Methods Inf Med. 1998 Nov;37(4-5):527-39.
Nowadays, most activities on controlled medical vocabularies focus on the provision of a sufficient atomic-level granularity for representing clinical data. Amongst others, clinical vocabularies should be concept oriented, compositional and should also reject "Not Elsewhere Classified". We strongly share the opinion that there is a need to deal with serious deficits of existing manually created vocabularies and with new demands for computer-based advanced processing and exchange of medical language data. However, we do not share the opinion that methodological requirements like observational and structural comparability needed for sound statistics should not be included in desiderata of controlled medical vocabularies.

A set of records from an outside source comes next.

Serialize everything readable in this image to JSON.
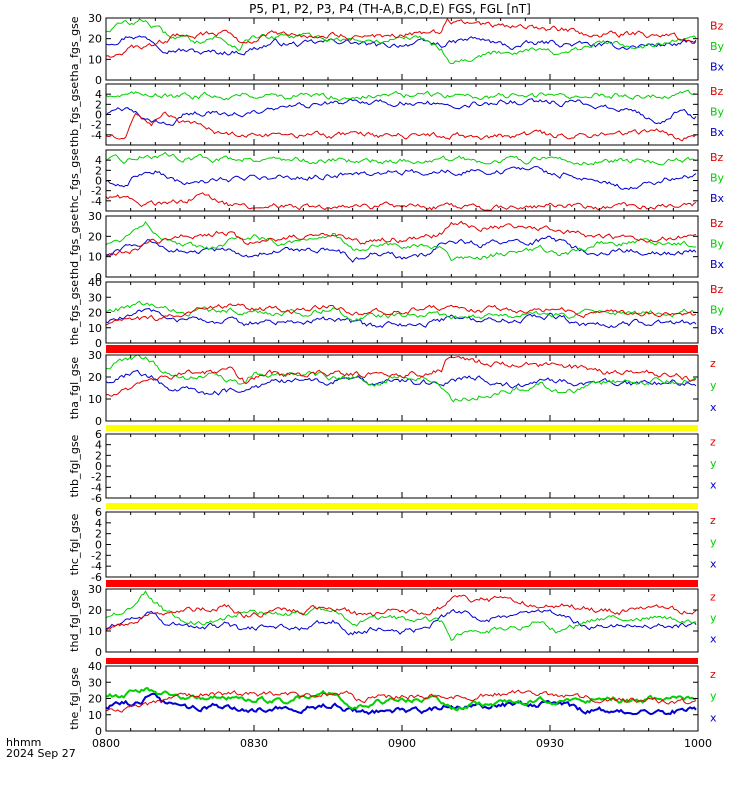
{
  "title": "P5, P1, P2, P3, P4 (TH-A,B,C,D,E) FGS, FGL [nT]",
  "time_axis": {
    "unit_label": "hhmm",
    "date_label": "2024 Sep 27",
    "ticks": [
      "0800",
      "0830",
      "0900",
      "0930",
      "1000"
    ],
    "start_min": 0,
    "end_min": 120
  },
  "colors": {
    "z": "#e00000",
    "y": "#00d000",
    "x": "#0000d0",
    "frame": "#000000",
    "bar_red": "#ff0000",
    "bar_yellow": "#ffff00"
  },
  "chart_data": [
    {
      "id": "tha_fgs_gse",
      "type": "line",
      "ylabel": "tha_fgs_gse",
      "ylim": [
        0,
        30
      ],
      "yticks": [
        "0",
        "10",
        "20",
        "30"
      ],
      "legend": [
        "Bz",
        "By",
        "Bx"
      ],
      "shape": "A",
      "has_data": true
    },
    {
      "id": "thb_fgs_gse",
      "type": "line",
      "ylabel": "thb_fgs_gse",
      "ylim": [
        -6,
        6
      ],
      "yticks": [
        "-4",
        "-2",
        "0",
        "2",
        "4"
      ],
      "legend": [
        "Bz",
        "By",
        "Bx"
      ],
      "shape": "B",
      "has_data": true
    },
    {
      "id": "thc_fgs_gse",
      "type": "line",
      "ylabel": "thc_fgs_gse",
      "ylim": [
        -6,
        6
      ],
      "yticks": [
        "-4",
        "-2",
        "0",
        "2",
        "4"
      ],
      "legend": [
        "Bz",
        "By",
        "Bx"
      ],
      "shape": "C",
      "has_data": true
    },
    {
      "id": "thd_fgs_gse",
      "type": "line",
      "ylabel": "thd_fgs_gse",
      "ylim": [
        0,
        30
      ],
      "yticks": [
        "0",
        "10",
        "20",
        "30"
      ],
      "legend": [
        "Bz",
        "By",
        "Bx"
      ],
      "shape": "D",
      "has_data": true
    },
    {
      "id": "the_fgs_gse",
      "type": "line",
      "ylabel": "the_fgs_gse",
      "ylim": [
        0,
        40
      ],
      "yticks": [
        "0",
        "10",
        "20",
        "30",
        "40"
      ],
      "legend": [
        "Bz",
        "By",
        "Bx"
      ],
      "shape": "E",
      "has_data": true
    },
    {
      "id": "tha_fgl_gse",
      "type": "line",
      "ylabel": "tha_fgl_gse",
      "ylim": [
        0,
        30
      ],
      "yticks": [
        "0",
        "10",
        "20",
        "30"
      ],
      "legend": [
        "z",
        "y",
        "x"
      ],
      "shape": "A",
      "has_data": true
    },
    {
      "id": "thb_fgl_gse",
      "type": "line",
      "ylabel": "thb_fgl_gse",
      "ylim": [
        -6,
        6
      ],
      "yticks": [
        "-6",
        "-4",
        "-2",
        "0",
        "2",
        "4",
        "6"
      ],
      "legend": [
        "z",
        "y",
        "x"
      ],
      "shape": "none",
      "has_data": false
    },
    {
      "id": "thc_fgl_gse",
      "type": "line",
      "ylabel": "thc_fgl_gse",
      "ylim": [
        -6,
        6
      ],
      "yticks": [
        "-6",
        "-4",
        "-2",
        "0",
        "2",
        "4",
        "6"
      ],
      "legend": [
        "z",
        "y",
        "x"
      ],
      "shape": "none",
      "has_data": false
    },
    {
      "id": "thd_fgl_gse",
      "type": "line",
      "ylabel": "thd_fgl_gse",
      "ylim": [
        0,
        30
      ],
      "yticks": [
        "0",
        "10",
        "20",
        "30"
      ],
      "legend": [
        "z",
        "y",
        "x"
      ],
      "shape": "D",
      "has_data": true
    },
    {
      "id": "the_fgl_gse",
      "type": "line",
      "ylabel": "the_fgl_gse",
      "ylim": [
        0,
        40
      ],
      "yticks": [
        "0",
        "10",
        "20",
        "30",
        "40"
      ],
      "legend": [
        "z",
        "y",
        "x"
      ],
      "shape": "E",
      "has_data": true
    }
  ],
  "status_bars": [
    {
      "before_panel": 5,
      "color": "bar_red"
    },
    {
      "before_panel": 6,
      "color": "bar_yellow"
    },
    {
      "before_panel": 7,
      "color": "bar_yellow"
    },
    {
      "before_panel": 8,
      "color": "bar_red"
    },
    {
      "before_panel": 9,
      "color": "bar_red"
    }
  ]
}
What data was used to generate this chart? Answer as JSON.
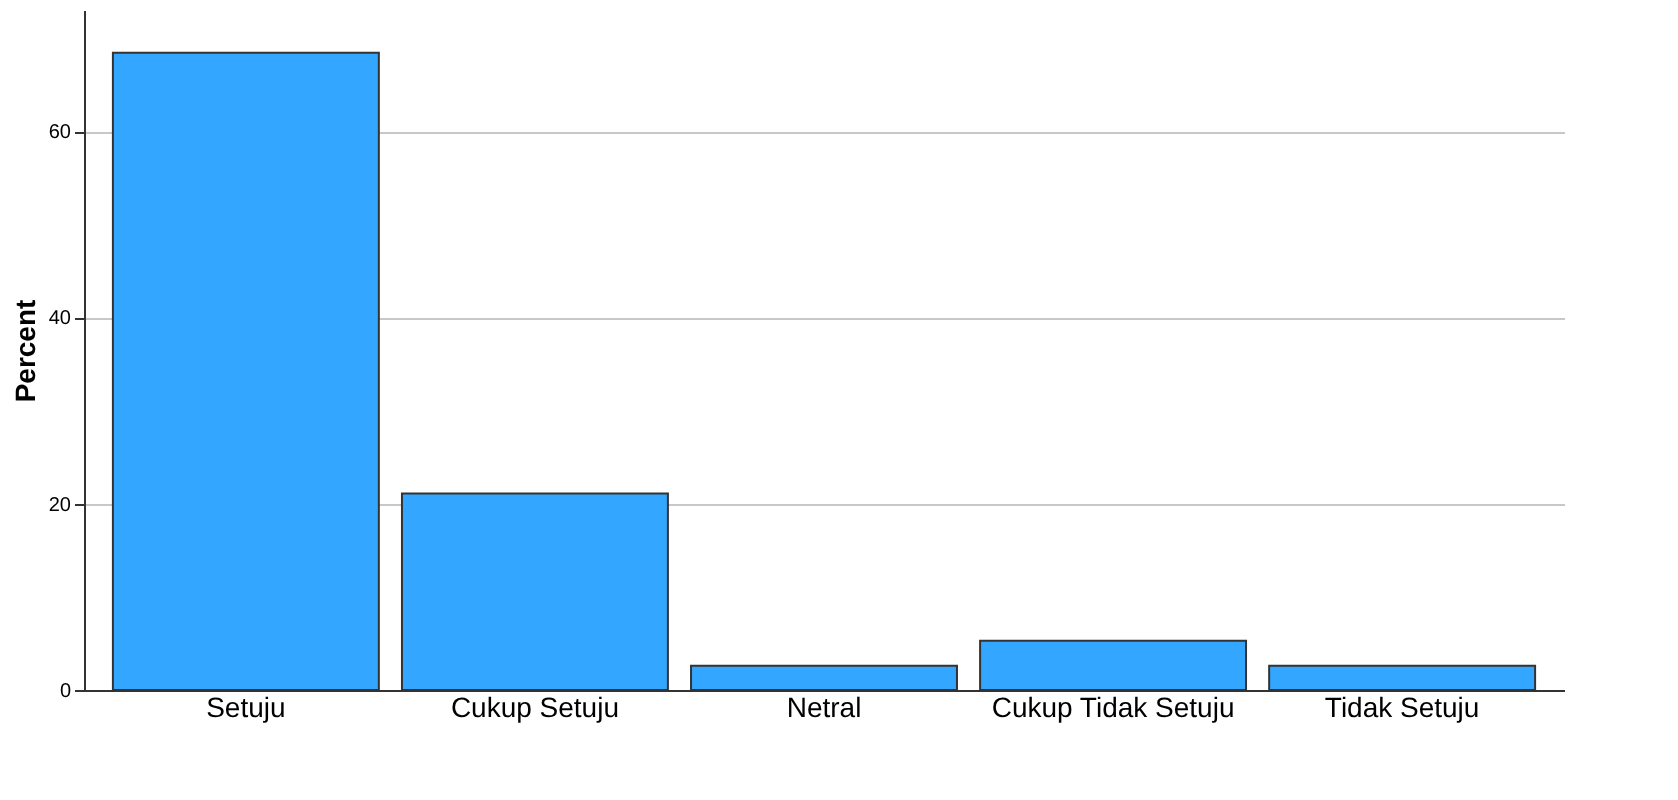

Statistical-oriented classifications are not developed for representing detailed clinical data but for providing purpose-dependent classes where cases of interest are assigned uniquely. Either statistical classifications are not included into the set of controlled medical vocabularies in the sense of Cimino, or his desiderata are misleading. We argue that statistical classifications should be linked to (formal) concept systems, but again this linkage does not change their different natures. With this article we continue the "classification versus nomenclature" controversy referring to Coté.
如今,大多数关于受控医学词汇的活动都集中在为表示临床数据提供足够的原子级粒度上。其中,临床词汇应以概念为导向、具有组合性,并且还应摒弃“其他未分类”。我们强烈认同有必要解决现有手动创建词汇的严重不足以及应对基于计算机的医学语言数据高级处理和交换的新需求。然而,我们不同意这样的观点,即健全统计所需的观察性和结构可比性等方法学要求不应包含在受控医学词汇的需求之中。面向统计的分类并非为表示详细的临床数据而开发,而是为提供依赖于目的的类别,在这些类别中,感兴趣的病例被唯一分配。要么从西米诺的意义上讲,统计分类不包含在受控医学词汇集合中;要么他的需求具有误导性。我们认为统计分类应与(形式)概念系统相联系,但这种联系同样不会改变它们不同的性质。通过本文,我们延续了科特所提及的“分类与命名法”之争。